There is not one of these so-called standards that I have ever examined that described correct results of retracement surveying. Another problem that I can’t address at this time is the definition of surveying promulgated by the NCEES that provides cover for aberrant land surveying practice. For now, I will simply quote Brown: “Without superior knowledge, we have an inferior profession.”
Second, while they have litigation (or the threat of litigation) to force true standards of practice to be developed and disseminated to practitioners, to correct practices that have been proved ineffective against legal attack, to sharpen the skills of the practitioners, and force practitioners to have superior knowledge, we do not.
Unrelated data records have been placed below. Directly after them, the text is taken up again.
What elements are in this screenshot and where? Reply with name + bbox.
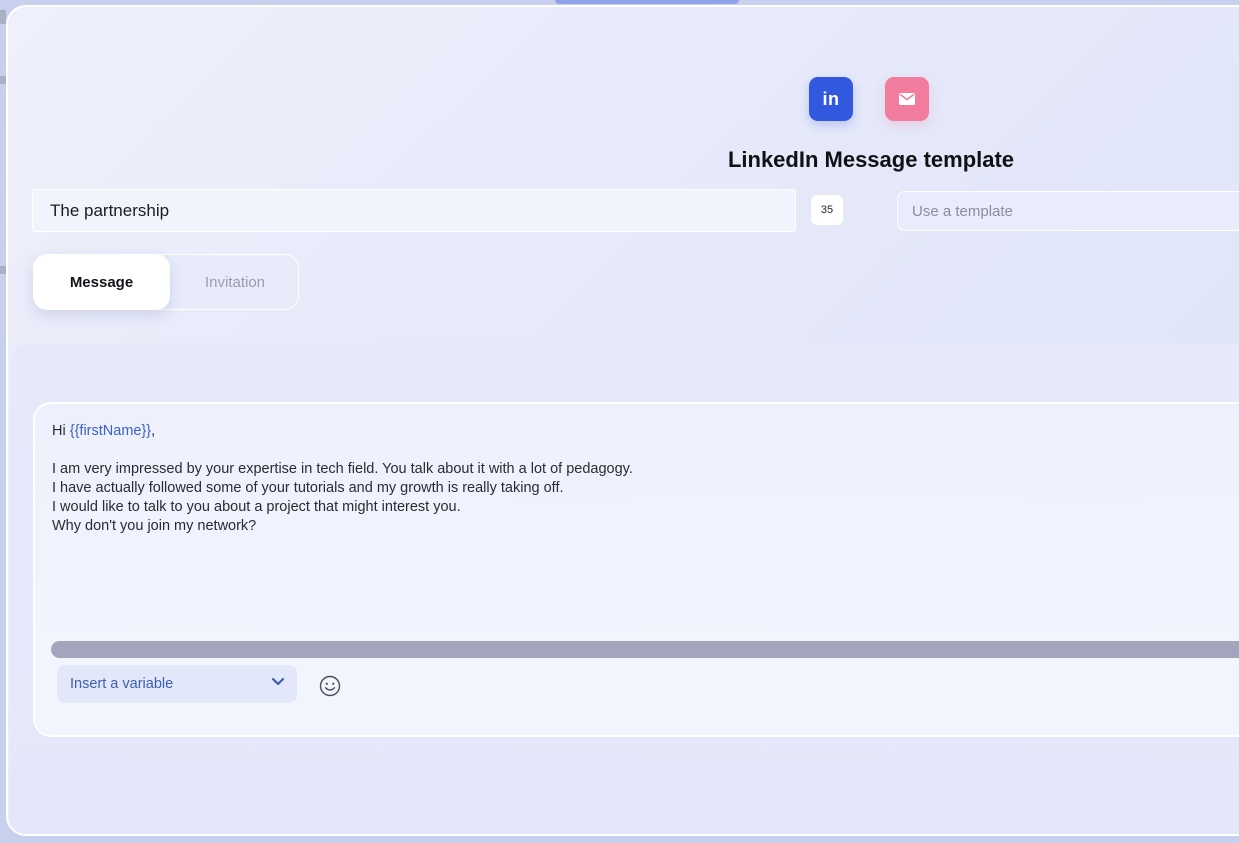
- greeting-prefix: Hi: [52, 423, 70, 439]
- greeting-line: Hi {{firstName}},: [52, 422, 1202, 441]
- message-body[interactable]: Hi {{firstName}}, I am very impressed by…: [52, 422, 1202, 536]
- email-channel-button[interactable]: [885, 77, 929, 121]
- background-active-tab: [555, 0, 739, 4]
- use-template-placeholder: Use a template: [912, 202, 1013, 220]
- smiley-icon: [319, 675, 341, 697]
- linkedin-icon: in: [822, 88, 840, 109]
- use-template-select[interactable]: Use a template: [897, 191, 1239, 231]
- background-element: [0, 10, 6, 24]
- tab-invitation[interactable]: Invitation: [170, 254, 300, 310]
- tab-message[interactable]: Message: [33, 254, 170, 310]
- character-count-badge: 35: [811, 195, 843, 225]
- message-line: I am very impressed by your expertise in…: [52, 461, 633, 477]
- message-line: Why don't you join my network?: [52, 518, 257, 534]
- linkedin-channel-button[interactable]: in: [809, 77, 853, 121]
- horizontal-scrollbar[interactable]: [51, 641, 1239, 658]
- greeting-suffix: ,: [151, 423, 156, 439]
- message-line: I have actually followed some of your tu…: [52, 480, 564, 496]
- emoji-button[interactable]: [318, 674, 342, 698]
- insert-variable-label: Insert a variable: [70, 676, 174, 692]
- chevron-down-icon: [271, 677, 285, 686]
- first-name-variable: {{firstName}}: [69, 423, 152, 439]
- insert-variable-select[interactable]: Insert a variable: [57, 665, 297, 703]
- message-line: I would like to talk to you about a proj…: [52, 499, 461, 515]
- template-name-input[interactable]: [32, 189, 796, 232]
- template-editor-modal: in LinkedIn Message template 35 Use a te…: [6, 5, 1239, 836]
- mail-icon: [899, 93, 915, 105]
- page-title: LinkedIn Message template: [727, 147, 1015, 172]
- message-type-tabs: Message Invitation: [33, 254, 299, 310]
- message-editor[interactable]: Hi {{firstName}}, I am very impressed by…: [33, 402, 1239, 737]
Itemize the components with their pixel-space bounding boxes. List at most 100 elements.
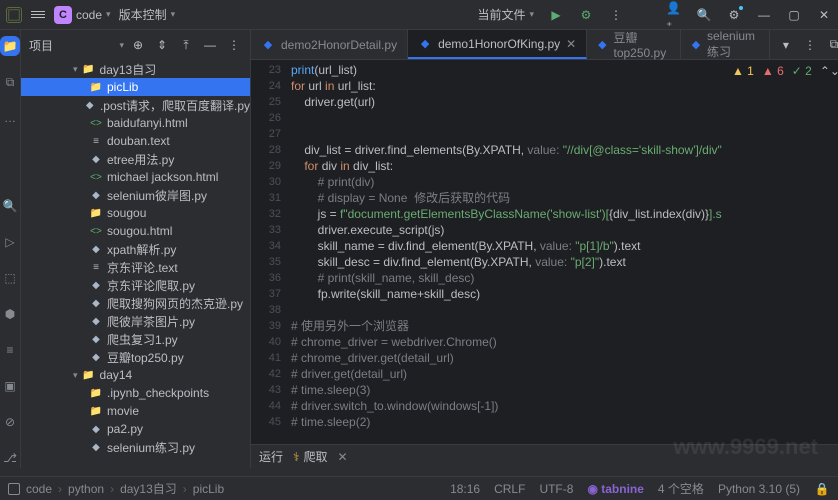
- terminal-tool-icon[interactable]: ▣: [0, 376, 20, 396]
- hide-icon[interactable]: —: [202, 37, 218, 53]
- collapse-all-icon[interactable]: ⤒: [178, 37, 194, 53]
- structure-tool-icon[interactable]: ⧉: [0, 72, 20, 92]
- editor-tab[interactable]: ◆selenium练习: [681, 30, 770, 59]
- search-tool-icon[interactable]: 🔍: [0, 196, 20, 216]
- run-config-name: 爬取: [304, 448, 328, 465]
- sidebar-header: 项目 ▾ ⊕ ⇕ ⤒ — ⋮: [21, 30, 250, 60]
- run-config-selector[interactable]: 当前文件 ▾: [477, 6, 534, 23]
- line-ending[interactable]: CRLF: [494, 482, 525, 496]
- caret-position[interactable]: 18:16: [450, 482, 480, 496]
- editor-tab[interactable]: ◆demo2HonorDetail.py: [251, 30, 408, 59]
- project-badge-icon: C: [54, 6, 72, 24]
- python-packages-icon[interactable]: ⬚: [0, 268, 20, 288]
- tree-item[interactable]: ◆爬取搜狗网页的杰克逊.py: [21, 294, 250, 312]
- tree-item[interactable]: ≡京东评论.text: [21, 258, 250, 276]
- titlebar: C code ▾ 版本控制 ▾ 当前文件 ▾ ▶ ⚙ ⋮ 👤₊ 🔍 ⚙ — ▢ …: [0, 0, 838, 30]
- tree-item[interactable]: 📁.ipynb_checkpoints: [21, 384, 250, 402]
- file-encoding[interactable]: UTF-8: [539, 482, 573, 496]
- interpreter-status[interactable]: Python 3.10 (5): [718, 482, 800, 496]
- code-area[interactable]: ▲ 1 ▲ 6 ✓ 2 ⌃⌄ 2324252627282930313233343…: [251, 60, 838, 444]
- debug-icon[interactable]: ⚙: [578, 7, 594, 23]
- close-icon[interactable]: ✕: [816, 7, 832, 23]
- breadcrumb[interactable]: code›python›day13自习›picLib: [26, 480, 224, 497]
- more-icon[interactable]: ⋮: [802, 37, 818, 53]
- restore-icon[interactable]: ▢: [786, 7, 802, 23]
- tree-item[interactable]: ◆京东评论爬取.py: [21, 276, 250, 294]
- tree-item[interactable]: ◆pa2.py: [21, 420, 250, 438]
- inspection-badges[interactable]: ▲ 1 ▲ 6 ✓ 2 ⌃⌄: [732, 64, 838, 78]
- main: 📁 ⧉ … 🔍 ▷ ⬚ ⬢ ≡ ▣ ⊘ ⎇ 项目 ▾ ⊕ ⇕ ⤒ — ⋮ ▾📁d…: [0, 30, 838, 468]
- vcs-label: 版本控制: [119, 6, 167, 23]
- python-console-icon[interactable]: ≡: [0, 340, 20, 360]
- python-icon: ⚕: [293, 450, 300, 464]
- services-tool-icon[interactable]: ⬢: [0, 304, 20, 324]
- run-icon[interactable]: ▶: [548, 7, 564, 23]
- tree-item[interactable]: ◆.post请求，爬取百度翻译.py: [21, 96, 250, 114]
- tree-item[interactable]: <>michael jackson.html: [21, 168, 250, 186]
- tool-window-icon[interactable]: [8, 483, 20, 495]
- typo-badge[interactable]: ✓ 2: [792, 64, 812, 78]
- run-tool-icon[interactable]: ▷: [0, 232, 20, 252]
- tabnine-status[interactable]: ◉ tabnine: [587, 482, 643, 496]
- minimize-icon[interactable]: —: [756, 7, 772, 23]
- code-content[interactable]: print(url_list)for url in url_list: driv…: [291, 60, 838, 444]
- tool-window-toggle-icon[interactable]: [6, 7, 22, 23]
- crumb[interactable]: python: [68, 482, 104, 496]
- run-tool-window-header: 运行 ⚕ 爬取 ✕: [251, 444, 838, 468]
- split-icon[interactable]: ⧉: [826, 37, 838, 53]
- tree-item[interactable]: <>sougou.html: [21, 222, 250, 240]
- crumb[interactable]: code: [26, 482, 52, 496]
- close-icon[interactable]: ✕: [338, 450, 348, 464]
- lock-icon[interactable]: 🔒: [814, 481, 830, 497]
- editor-tab[interactable]: ◆demo1HonorOfKing.py✕: [408, 30, 587, 59]
- main-menu-icon[interactable]: [30, 7, 46, 23]
- tree-item[interactable]: ◆etree用法.py: [21, 150, 250, 168]
- chevron-down-icon[interactable]: ▾: [119, 40, 124, 51]
- indent-status[interactable]: 4 个空格: [658, 480, 704, 497]
- chevron-down-icon: ▾: [171, 9, 176, 20]
- chevron-down-icon[interactable]: ▾: [778, 37, 794, 53]
- tree-item[interactable]: 📁picLib: [21, 78, 250, 96]
- scroll-indicator-icon[interactable]: ⌃⌄: [820, 64, 838, 78]
- activity-bar: 📁 ⧉ … 🔍 ▷ ⬚ ⬢ ≡ ▣ ⊘ ⎇: [0, 30, 21, 468]
- run-config-label: 当前文件: [477, 6, 525, 23]
- tree-item[interactable]: ◆selenium练习.py: [21, 438, 250, 456]
- select-opened-file-icon[interactable]: ⊕: [130, 37, 146, 53]
- search-icon[interactable]: 🔍: [696, 7, 712, 23]
- tree-item[interactable]: ◆爬虫复习1.py: [21, 330, 250, 348]
- crumb[interactable]: day13自习: [120, 480, 177, 497]
- tree-item[interactable]: ◆豆瓣top250.py: [21, 348, 250, 366]
- more-icon[interactable]: ⋮: [608, 7, 624, 23]
- tree-item[interactable]: ◆爬彼岸茶图片.py: [21, 312, 250, 330]
- close-icon[interactable]: ✕: [566, 37, 576, 51]
- problems-tool-icon[interactable]: ⊘: [0, 412, 20, 432]
- tree-item[interactable]: ▾📁day14: [21, 366, 250, 384]
- editor-tab[interactable]: ◆豆瓣top250.py: [587, 30, 681, 59]
- run-config-tab[interactable]: ⚕ 爬取: [293, 448, 328, 465]
- file-tree[interactable]: ▾📁day13自习📁picLib◆.post请求，爬取百度翻译.py<>baid…: [21, 60, 250, 468]
- project-tool-icon[interactable]: 📁: [0, 36, 20, 56]
- line-gutter[interactable]: 2324252627282930313233343536373839404142…: [251, 60, 291, 444]
- more-icon[interactable]: ⋮: [226, 37, 242, 53]
- tree-item[interactable]: <>baidufanyi.html: [21, 114, 250, 132]
- settings-icon[interactable]: ⚙: [726, 7, 742, 23]
- vcs-tool-icon[interactable]: ⎇: [0, 448, 20, 468]
- vcs-menu[interactable]: 版本控制 ▾: [119, 6, 176, 23]
- bookmarks-tool-icon[interactable]: …: [0, 108, 20, 128]
- collaborate-icon[interactable]: 👤₊: [666, 7, 682, 23]
- run-tab-label[interactable]: 运行: [259, 448, 283, 465]
- tree-item[interactable]: 📁movie: [21, 402, 250, 420]
- expand-all-icon[interactable]: ⇕: [154, 37, 170, 53]
- tree-item[interactable]: ◆xpath解析.py: [21, 240, 250, 258]
- tree-item[interactable]: ◆selenium彼岸图.py: [21, 186, 250, 204]
- tree-item[interactable]: ≡douban.text: [21, 132, 250, 150]
- error-badge[interactable]: ▲ 6: [762, 64, 784, 78]
- warning-badge[interactable]: ▲ 1: [732, 64, 754, 78]
- editor: ◆demo2HonorDetail.py◆demo1HonorOfKing.py…: [251, 30, 838, 468]
- project-selector[interactable]: C code ▾: [54, 6, 111, 24]
- tree-item[interactable]: ▾📁day13自习: [21, 60, 250, 78]
- chevron-down-icon: ▾: [106, 9, 111, 20]
- crumb[interactable]: picLib: [193, 482, 224, 496]
- tree-item[interactable]: 📁sougou: [21, 204, 250, 222]
- project-name: code: [76, 8, 102, 22]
Even though a surveyor may have insurance (and many do not), there is still no money to launch a lawsuit and even if victorious there is generally little or no money to recover. These are not personal injury cases. The practical reality is that surveyors are immune to prosecution because nobody can afford to sue them. Don’t get me wrong, surveyors do get sued every now and then, but even the most egregious surveying results and the most incompetent surveyor may never see the inside of a courtroom because there is no money to litigate.
So, how do we police the land surveying profession? Look in the mirror, it’s up to us.